4) There is one single problem with space exploration. Space is big. Vastly so. And we cannot travel through it at any speed. Regardless of whether neutrinos did actually go faster than light, or if the partly unplugged optical cable messed up the results, we still won't be able to push a ship through the global speed barrier. Relativity is a **Filtered** to deal with once sub-light speeds increase close to light. Realistically, without some form of FTL travel, we will not be able to build colonies outside of our solar system. Nowhere within our solar system can support life as we know it, which means it will be far too difficult to colonise elsewhere. Of course, should there be some magical new "unobtainium" that we require in the future, which can only be gathered from the rivers of Io, we will engineer a way to do so. But the general populous will never settle on another planet under the current understanding we have of the universe.
Now having addressed those predictions, I will make a very general predictive statement of my own:
"The future development of technology will dictate the future development of society."
In essence that is the key to the future. The development of technology is governed by the economical climate in the world, as investment in R&D is required to improve technology. When the larger, innovative technology firms hit financial trouble (example case study - Sony in a couple of years) then technological improvements will slow down. But all the while consumers have money and are buying the new technologies, that R&D funding will remain in place.
Therefore assuming our exceptionally fragile and fundamentally flawed capitalistic economical system somehow survives the next 50 years, and R&D investment continues, the next prediction that needs to be made is a technological one. What is the next major step that technology will take? And how will that shape the world we live in?

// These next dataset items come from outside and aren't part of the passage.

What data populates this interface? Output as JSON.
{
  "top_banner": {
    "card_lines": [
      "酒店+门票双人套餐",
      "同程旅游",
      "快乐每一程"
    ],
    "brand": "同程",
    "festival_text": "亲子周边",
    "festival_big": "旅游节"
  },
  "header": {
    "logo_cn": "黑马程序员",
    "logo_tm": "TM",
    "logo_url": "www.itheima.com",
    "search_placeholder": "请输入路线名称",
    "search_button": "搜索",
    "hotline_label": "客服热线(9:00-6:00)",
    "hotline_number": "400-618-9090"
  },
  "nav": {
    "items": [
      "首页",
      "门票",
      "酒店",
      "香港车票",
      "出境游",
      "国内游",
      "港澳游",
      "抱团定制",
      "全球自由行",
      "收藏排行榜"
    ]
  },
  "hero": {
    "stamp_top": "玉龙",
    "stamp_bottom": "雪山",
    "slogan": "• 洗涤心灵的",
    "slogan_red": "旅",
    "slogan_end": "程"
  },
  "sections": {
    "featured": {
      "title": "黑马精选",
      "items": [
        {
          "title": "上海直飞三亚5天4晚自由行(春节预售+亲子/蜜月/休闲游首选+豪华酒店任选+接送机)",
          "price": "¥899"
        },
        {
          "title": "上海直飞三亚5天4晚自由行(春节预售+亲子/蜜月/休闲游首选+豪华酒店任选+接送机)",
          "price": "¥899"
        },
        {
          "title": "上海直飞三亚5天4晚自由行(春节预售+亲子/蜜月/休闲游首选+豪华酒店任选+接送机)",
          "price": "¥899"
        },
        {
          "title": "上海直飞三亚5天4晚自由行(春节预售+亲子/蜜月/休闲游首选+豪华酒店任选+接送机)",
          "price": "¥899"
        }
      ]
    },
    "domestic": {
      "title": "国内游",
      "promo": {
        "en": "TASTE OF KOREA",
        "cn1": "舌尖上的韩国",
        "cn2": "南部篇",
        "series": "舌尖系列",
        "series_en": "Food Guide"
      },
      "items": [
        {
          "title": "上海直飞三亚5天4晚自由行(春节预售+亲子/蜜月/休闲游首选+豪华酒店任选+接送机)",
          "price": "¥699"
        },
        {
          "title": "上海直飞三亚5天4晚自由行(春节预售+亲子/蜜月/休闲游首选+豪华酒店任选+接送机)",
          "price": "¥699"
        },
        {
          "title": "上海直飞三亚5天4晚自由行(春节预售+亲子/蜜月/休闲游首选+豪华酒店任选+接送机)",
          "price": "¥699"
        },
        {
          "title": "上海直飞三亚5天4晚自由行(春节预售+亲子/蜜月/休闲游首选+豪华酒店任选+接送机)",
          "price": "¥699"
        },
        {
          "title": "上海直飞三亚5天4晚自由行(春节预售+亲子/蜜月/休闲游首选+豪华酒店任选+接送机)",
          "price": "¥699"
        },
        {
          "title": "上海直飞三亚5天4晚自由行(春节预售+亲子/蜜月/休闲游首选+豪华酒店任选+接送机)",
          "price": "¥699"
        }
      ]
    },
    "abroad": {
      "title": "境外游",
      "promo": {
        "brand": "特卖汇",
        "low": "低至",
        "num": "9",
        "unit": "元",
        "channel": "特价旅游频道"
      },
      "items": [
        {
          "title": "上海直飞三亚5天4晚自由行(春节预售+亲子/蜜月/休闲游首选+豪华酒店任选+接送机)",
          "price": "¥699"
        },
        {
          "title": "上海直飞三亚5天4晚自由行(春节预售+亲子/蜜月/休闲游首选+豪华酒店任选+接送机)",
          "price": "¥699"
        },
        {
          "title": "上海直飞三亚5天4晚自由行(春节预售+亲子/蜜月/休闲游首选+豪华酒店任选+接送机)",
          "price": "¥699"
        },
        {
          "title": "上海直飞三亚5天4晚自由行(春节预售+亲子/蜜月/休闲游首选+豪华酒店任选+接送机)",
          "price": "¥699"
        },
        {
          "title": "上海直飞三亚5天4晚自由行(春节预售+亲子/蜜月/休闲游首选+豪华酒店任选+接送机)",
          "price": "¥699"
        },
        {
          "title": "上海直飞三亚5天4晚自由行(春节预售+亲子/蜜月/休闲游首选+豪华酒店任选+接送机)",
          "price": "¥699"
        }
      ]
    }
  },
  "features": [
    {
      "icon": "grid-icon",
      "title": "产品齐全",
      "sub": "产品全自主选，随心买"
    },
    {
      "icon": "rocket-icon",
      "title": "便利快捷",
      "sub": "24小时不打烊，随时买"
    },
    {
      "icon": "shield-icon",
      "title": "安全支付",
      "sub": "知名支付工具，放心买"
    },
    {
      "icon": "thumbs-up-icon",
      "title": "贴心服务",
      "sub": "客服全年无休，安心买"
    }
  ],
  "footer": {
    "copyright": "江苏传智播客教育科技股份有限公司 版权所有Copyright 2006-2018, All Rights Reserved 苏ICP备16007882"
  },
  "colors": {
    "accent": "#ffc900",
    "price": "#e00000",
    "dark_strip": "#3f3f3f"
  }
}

That is in itself a very difficult predication to make. Take the clock back 30 years, no-one could have predicted the internet or the impact it has had. Many of us now carry around smartphones that allow us to access almost any piece of information we wish at the literally touch of our fingertips. But the development of post-internet technology has followed a trend, useability. Devices are being built to be smarter. Even now voice-recognition is becoming a major influence to the technology companies. I can literally talk into my Samsung Galaxy S2 and ask it to do simple tasks, and it can do them. Over time, those simple tasks will be become more complex, to the point where we will be talking to a basic AI within our pockets.
Once we are there, and almost true AI software is developed, why not build it into other devices. Robotic cooking machines that make your dinner for you. Cars that drive themselves. The possibilities at that stage are almost endless. And yet is far closer than we realise.
Ultimately, it will be the development of a true AI that will really change things. Most likely initially created by a single government to help maintain an intelligence system. It will at first be kept under wraps for a long time, but eventually others will build them too. Within 100 years from the creation of the first true AI, we will have many all doing their own functions across the world. The entire global system could one day be run by them. It's either a very scary thought, or a very comforting one.